Freeport’s $2 Billion Anadarko Sale Said to Face Lender Snagby
Bondholders are demanding more money, stronger covenants
Company CFO says it has ‘no reason’ to offer better terms
Freeport-McMoRan Inc.’s bondholders are creating a potential obstacle for a $2 billion asset sale designed to inject cash into the debt-laden commodities producer, according to people with knowledge of the matter.
Some of the creditors want more money and greater protection for allowing the sale of oil and gas assets to Anadarko Petroleum Corp. -- a proposal that requires changes to Freeport’s existing agreement with the lenders. Freeport, which wants to keep the debt on its own balance sheet even as the assets shift to the buyer, is seeking majority approval from five sets of bondholders who together own $2.3 billion of notes to complete the asset sale.
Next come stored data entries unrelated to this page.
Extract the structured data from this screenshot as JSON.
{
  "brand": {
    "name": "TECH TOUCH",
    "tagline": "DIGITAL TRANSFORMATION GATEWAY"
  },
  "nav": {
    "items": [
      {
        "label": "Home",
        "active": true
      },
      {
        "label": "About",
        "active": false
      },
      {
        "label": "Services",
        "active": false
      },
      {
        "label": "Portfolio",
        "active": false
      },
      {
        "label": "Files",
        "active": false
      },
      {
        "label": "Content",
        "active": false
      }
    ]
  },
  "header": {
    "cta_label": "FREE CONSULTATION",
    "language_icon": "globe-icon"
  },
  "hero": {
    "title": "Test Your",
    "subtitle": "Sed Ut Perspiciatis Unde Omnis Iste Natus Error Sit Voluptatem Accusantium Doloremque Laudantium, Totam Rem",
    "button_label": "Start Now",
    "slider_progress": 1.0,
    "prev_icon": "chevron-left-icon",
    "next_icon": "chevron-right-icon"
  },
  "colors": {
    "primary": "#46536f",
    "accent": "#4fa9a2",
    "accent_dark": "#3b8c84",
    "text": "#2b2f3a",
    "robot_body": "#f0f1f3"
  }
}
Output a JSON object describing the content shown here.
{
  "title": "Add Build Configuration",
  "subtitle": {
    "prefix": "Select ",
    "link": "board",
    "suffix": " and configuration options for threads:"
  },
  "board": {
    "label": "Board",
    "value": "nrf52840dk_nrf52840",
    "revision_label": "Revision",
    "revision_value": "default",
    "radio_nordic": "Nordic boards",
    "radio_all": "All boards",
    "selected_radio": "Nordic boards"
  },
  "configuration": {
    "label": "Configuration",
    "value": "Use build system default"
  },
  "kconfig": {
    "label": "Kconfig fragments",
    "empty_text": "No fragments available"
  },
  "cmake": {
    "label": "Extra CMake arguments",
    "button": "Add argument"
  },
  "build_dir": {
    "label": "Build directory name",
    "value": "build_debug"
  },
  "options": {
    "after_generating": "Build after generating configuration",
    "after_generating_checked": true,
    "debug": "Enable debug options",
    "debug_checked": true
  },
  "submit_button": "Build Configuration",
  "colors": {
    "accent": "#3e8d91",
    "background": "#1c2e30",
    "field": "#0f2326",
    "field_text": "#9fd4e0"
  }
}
Freeport has been struggling to lift earnings amid a two-year long commodities rout and had its credit ratings cut to junk earlier this year as it grapples with more than $18 billion of debt. The company announced the sale of its Gulf of Mexico assets to Anadarko this month in a move that would allow it to cut debt and clean up its balance sheet.
The bondholders are demanding a bigger consent fee, a higher interest rate on the debt and additional protective covenants to approve the sale, according to a creditor letter to the company obtained by Bloomberg. Without that, they want the debt to move with the assets to Anadarko, which has a stronger credit profile than Freeport. The dissenting creditors together own $1.1 billion of the notes, according to the Sept. 22 letter.
Freeport Chief Financial Officer Kathleen Quirk said the company plans to push ahead with the sale of its assets to Anadarko even without the consent of the bondholders. If it can’t secure bondholder consent for the proposed deal, Freeport will instead strike a merger with its subsidiary Freeport-McMoRan Oil & Gas LLC, the entity that issued the bonds. That deal would allow for the transaction with Anadarko to take place while keeping the debt on the Freeport balance sheet, she said.
“There is no reason” for the company to offer better terms to bondholders, Quirk said. Freeport is offering the creditors holding about $2.3 billion of bonds 25 basis points, or about $2.5 for every $1,000 to obtain the covenant amendment approval.
But law firm Paul, Weiss, which is representing a majority of bondholders in at least two of the series of notes, argues that Freeport’s alternate plan isn’t allowed under the company’s current credit pact because it’s a “related transaction," according to the people with knowledge of the discussions. Paul, Weiss has said Freeport’s credit pact doesn’t allow it to directly or indirectly sell the assets unless the debt is assumed by the buyer, the people said, asking not to be identified because the matter is private.
The bondholders also complained that the company neglected to inform them of all the facts they needed to make an informed decision on whether to approve the sale, the letter showed.
Lauren Nussbaum, a spokeswoman for Paul, Weiss, didn’t respond to requests for comment.
Freeport has already had to extend a consent deadline and the next one is set to expire on Wednesday, according to company statements.